I'm glad we're talking about our personal feelings on this matter - I'm new here, but definitely not new to the ab/dl interest. I've loved diapers and all things ab since I can remember, actually. Not that it's necessarily gotten any easier, mind you - my husband doesn't quite understand what I'm talking about (and probably won't ever indulge me in my fetish, considering he'd be the one to play the submissive role, for the most part), and, outside of him and a couple of good friends, I pretty much keep the matter to myself.

However, it must be said that I strongly feel that there is absolutely no harm in the ab/dl lifestyle. I'm amazed that more people haven't embraced it, frankly. Being able to let go of responsibilities, worries and care in favor of being cuddled, doted upon and adored - what could make more sense? I have long fantasized about having a male ab to love and tend to, and feel no guilt about that. I may never be able to live out that fantasy, but just the enjoyment of the thought itself is wonderful.

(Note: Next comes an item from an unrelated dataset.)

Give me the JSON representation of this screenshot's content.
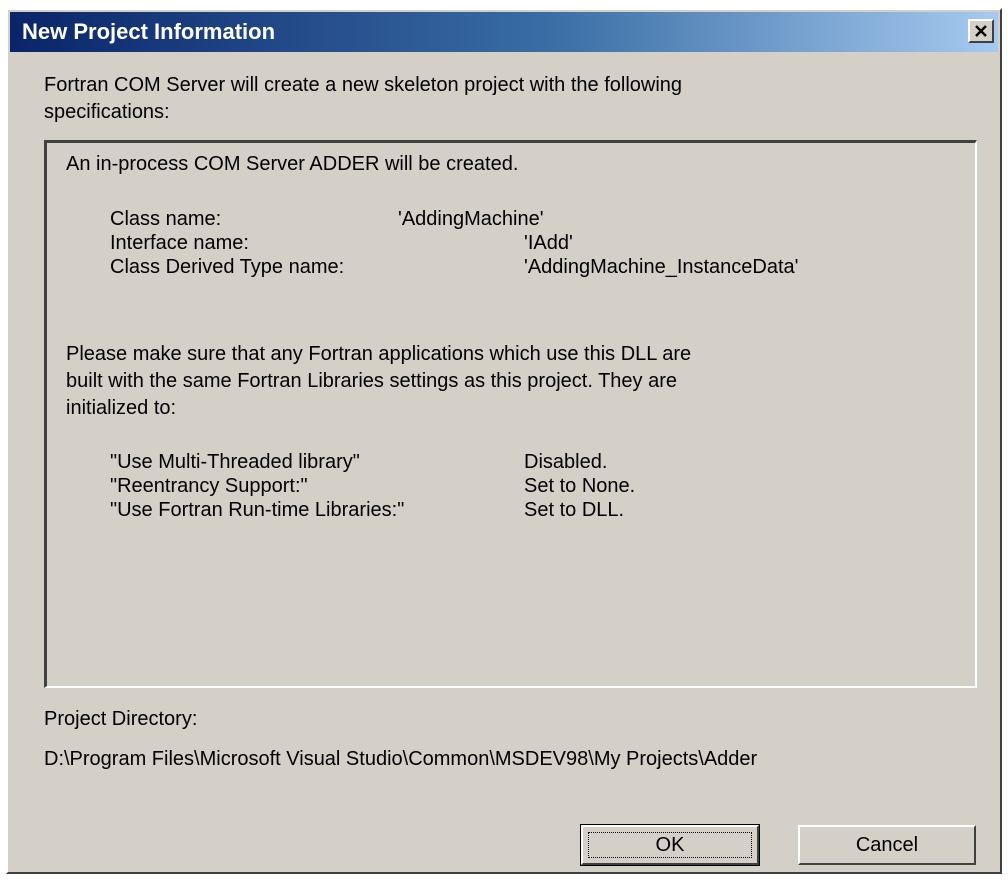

And yes, there was a time that I felt entirely alone - when I was in my early teens, the interest came back (it would come and go from when I was about 4 to about 23 - now I have accepted it fully), not only did I worry that I was totally alone in my desires, but I worried that I actually had pedophilic leanings. In my heart I knew this wasn't the case, but the whole infantilism thing just scared me. Once I came to accept (and research) my ab/dl interest, I came to realize that I wasn't alone, and that I was really quite normal.

Don't worry, Kinomi - you have nothing to worry about. This is a natural love that we all have, and is totally harmless. Just embrace it, and accept who you are with openness and calm. Best of luck.